The AirTrain and parking garage structures probably obscure this terminal more insensitively than any of the others.
--All JFK photos ©2010, Ryan Witte, unless otherwise noted.
It's so bad that it's quite possible there is nowhere one can be to really appreciate the full front facade of the building without being way too far away, way too close, or at some ridiculously contorted angle like being in the very front row of a movie theater. It's a real shame, too, because I think my appreciation for this terminal has grown more than it has for any other.
Of course, it made little difference anyway, because I passed right by a security guard who told me I that I couldn't take photos outside but that inside the terminal was fine. Personally, I get the very strong feeling that there is no official photography policy in any rulebook. I suspect it's more that security guards get a big kick out of hearing the word "no" come out of their mouths. For one thing, this guy didn't react like he was trying to remember exactly what their policy is. He just came right out with the easiest answer.
Terminal 7 is essentially an extruded, truncated upside-down pyramid. The shape pulls upward and also appears to defy gravity to some degree.
The original heavy Brutalist concrete slab at the top seemed to float weightlessly over the canted glass wall below it. This conflict of materials was described by some as being "awkward," but I love its sense of dynamism. At some later date, the concrete was covered over with an aluminum facing that--while more slick and shiny--in my opinion lessens the impact of the effect.
Seeing the interior of this terminal for the first time was a bit of a revelation. As with far too much of JFK at every scale, it's a bit too cluttered up with stuff. In this case, the clutter is advertising mostly and looks a little sloppy. But I have a good talent for removing all that with my mind so I can imagine what it would have looked like when it first opened. The terminal is really amazingly cool.
When you first walk in the door, directly in front of you overhead is a row of canted windows looking down on the lobby. If it weren't for a row of tacky, overly colorful advertising banners strung along its bottom edge, it might look like the control room at NORAD or something.
I ended up needing to use the restroom here and I'm glad I did. Afterward, coming around the other side from where I'd entered, I discovered a moment that proved how glamorous this terminal must have been. It was the combination of the canted windows, clear at top, frosted at bottom, and these fantastically robust chairs designed by Alan Zoeftig in 1995.
There was something about it that just worked. Zoeftig is a world leader in airport furniture, by the way. These chairs also made an appearance in Star Wars--Episode 1.
Terminal 8: American Airlines (Kahn & Jacobs, 1960)

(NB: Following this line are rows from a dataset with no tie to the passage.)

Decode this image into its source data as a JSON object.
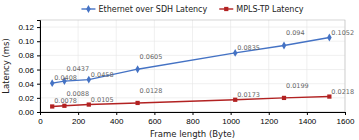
{
  "chart_data": {
    "type": "line",
    "x": [
      64,
      128,
      256,
      512,
      1024,
      1280,
      1518
    ],
    "series": [
      {
        "name": "Ethernet over SDH Latency",
        "color": "#4472C4",
        "marker": "diamond",
        "values": [
          0.0408,
          0.0437,
          0.0458,
          0.0605,
          0.0835,
          0.094,
          0.1052
        ]
      },
      {
        "name": "MPLS-TP Latency",
        "color": "#B22222",
        "marker": "square",
        "values": [
          0.0078,
          0.0088,
          0.0105,
          0.0128,
          0.0173,
          0.0199,
          0.0218
        ]
      }
    ],
    "x_label": "Frame length  (Byte)",
    "y_label": "Latency (ms)",
    "xlim": [
      0,
      1600
    ],
    "ylim": [
      0,
      0.13
    ],
    "xticks": [
      0,
      200,
      400,
      600,
      800,
      1000,
      1200,
      1400,
      1600
    ],
    "yticks": [
      {
        "value": 0,
        "label": "0.00"
      },
      0.02,
      0.04,
      0.06,
      0.08,
      {
        "value": 0.1,
        "label": "0.10"
      },
      0.12
    ],
    "grid": true,
    "legend": "top",
    "data_labels": true
  }
}
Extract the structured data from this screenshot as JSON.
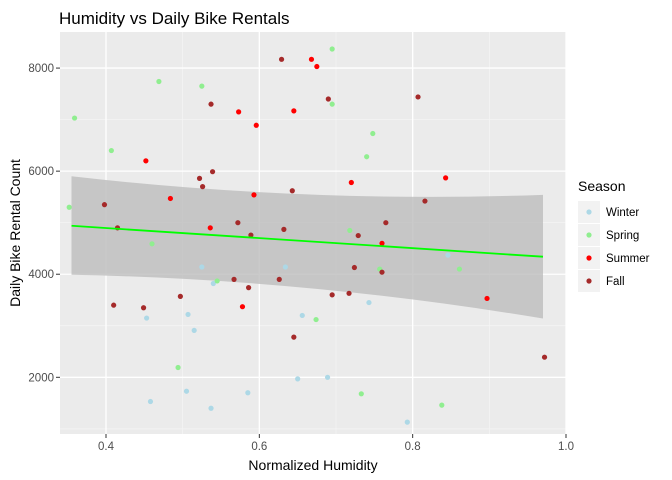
{
  "chart_data": {
    "type": "scatter",
    "title": "Humidity vs Daily Bike Rentals",
    "xlabel": "Normalized Humidity",
    "ylabel": "Daily Bike Rental Count",
    "xlim": [
      0.34,
      1.0
    ],
    "ylim": [
      900,
      8700
    ],
    "xticks": [
      0.4,
      0.6,
      0.8,
      1.0
    ],
    "xtick_labels": [
      "0.4",
      "0.6",
      "0.8",
      "1.0"
    ],
    "yticks": [
      2000,
      4000,
      6000,
      8000
    ],
    "ytick_labels": [
      "2000",
      "4000",
      "6000",
      "8000"
    ],
    "grid": true,
    "legend": {
      "title": "Season",
      "position": "right"
    },
    "series": [
      {
        "name": "Winter",
        "color": "#add8e6",
        "points": [
          [
            0.453,
            3150
          ],
          [
            0.458,
            1530
          ],
          [
            0.505,
            1730
          ],
          [
            0.507,
            3220
          ],
          [
            0.515,
            2910
          ],
          [
            0.525,
            4140
          ],
          [
            0.537,
            1400
          ],
          [
            0.54,
            3820
          ],
          [
            0.585,
            1700
          ],
          [
            0.634,
            4140
          ],
          [
            0.65,
            1970
          ],
          [
            0.656,
            3200
          ],
          [
            0.689,
            2000
          ],
          [
            0.743,
            3450
          ],
          [
            0.793,
            1130
          ],
          [
            0.846,
            4370
          ]
        ]
      },
      {
        "name": "Spring",
        "color": "#90ee90",
        "points": [
          [
            0.352,
            5300
          ],
          [
            0.359,
            7030
          ],
          [
            0.407,
            6400
          ],
          [
            0.46,
            4590
          ],
          [
            0.469,
            7740
          ],
          [
            0.494,
            2190
          ],
          [
            0.525,
            7650
          ],
          [
            0.545,
            3870
          ],
          [
            0.674,
            3120
          ],
          [
            0.695,
            8370
          ],
          [
            0.695,
            7300
          ],
          [
            0.718,
            4850
          ],
          [
            0.733,
            1680
          ],
          [
            0.74,
            6280
          ],
          [
            0.748,
            6730
          ],
          [
            0.757,
            4100
          ],
          [
            0.838,
            1460
          ],
          [
            0.861,
            4100
          ]
        ]
      },
      {
        "name": "Summer",
        "color": "#ff0000",
        "points": [
          [
            0.452,
            6200
          ],
          [
            0.484,
            5470
          ],
          [
            0.536,
            4900
          ],
          [
            0.573,
            7150
          ],
          [
            0.578,
            3370
          ],
          [
            0.593,
            5540
          ],
          [
            0.596,
            6890
          ],
          [
            0.645,
            7170
          ],
          [
            0.668,
            8170
          ],
          [
            0.675,
            8030
          ],
          [
            0.72,
            5780
          ],
          [
            0.76,
            4600
          ],
          [
            0.843,
            5870
          ],
          [
            0.897,
            3530
          ]
        ]
      },
      {
        "name": "Fall",
        "color": "#a52a2a",
        "points": [
          [
            0.398,
            5350
          ],
          [
            0.41,
            3400
          ],
          [
            0.415,
            4900
          ],
          [
            0.449,
            3350
          ],
          [
            0.497,
            3570
          ],
          [
            0.522,
            5860
          ],
          [
            0.526,
            5700
          ],
          [
            0.537,
            7300
          ],
          [
            0.539,
            5990
          ],
          [
            0.567,
            3900
          ],
          [
            0.572,
            5000
          ],
          [
            0.586,
            3740
          ],
          [
            0.589,
            4760
          ],
          [
            0.626,
            3900
          ],
          [
            0.629,
            8170
          ],
          [
            0.632,
            4870
          ],
          [
            0.643,
            5620
          ],
          [
            0.645,
            2780
          ],
          [
            0.69,
            7400
          ],
          [
            0.695,
            3600
          ],
          [
            0.717,
            3630
          ],
          [
            0.724,
            4130
          ],
          [
            0.729,
            4750
          ],
          [
            0.76,
            4040
          ],
          [
            0.765,
            5000
          ],
          [
            0.807,
            7440
          ],
          [
            0.816,
            5420
          ],
          [
            0.972,
            2390
          ]
        ]
      }
    ],
    "trend": {
      "color": "#00ff00",
      "band_color": "#bdbdbd",
      "x": [
        0.355,
        0.97
      ],
      "y": [
        4940,
        4340
      ],
      "band_upper": [
        5900,
        5540
      ],
      "band_lower": [
        3990,
        3140
      ]
    }
  }
}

--Photo courtesy Electro's Spark.
This was the firm of Ely Jacques Kahn, one of the greatest architects of the early- to mid-twentieth century and architect of both Bergdorf Goodman and Bloomingdale's. The entire front facade of T8 was an enormous work of stained glass, said to be the largest in the world, by Robert Sowers. The real crime here is not as much that the piece had to be dismantled, but more that, aside from a few parts of it, they so callously disposed of it. It appears that parts of the window wall can be purchased for your own use from Olde Good Glass. Terminals 8 and 9 were replaced by a gigantic and unremarkable mega-terminal building designed by DMJM (AECOM), completed in 2008.
Terminal 9: United Airlines (SOM, 1961)
--Photo courtesy Unofficial 50th Anniversary.
This was also demolished for the new Terminal 8. I suppose it was no great loss, but it was a nice bit of Modernism by SOM. I can concede that it very likely wouldn't have shown its age very gracefully, were it still standing today.
Overall, JFK is visual chaos. Way too much construction litters the landscape, building after building. Everywhere you look: terminal, hangar, administration building, roadway, hangar, mechanical, terminal, train tracks, hangar. Certainly much of the architecture is stunning, merely in need of a face lift. But there's just too much of it.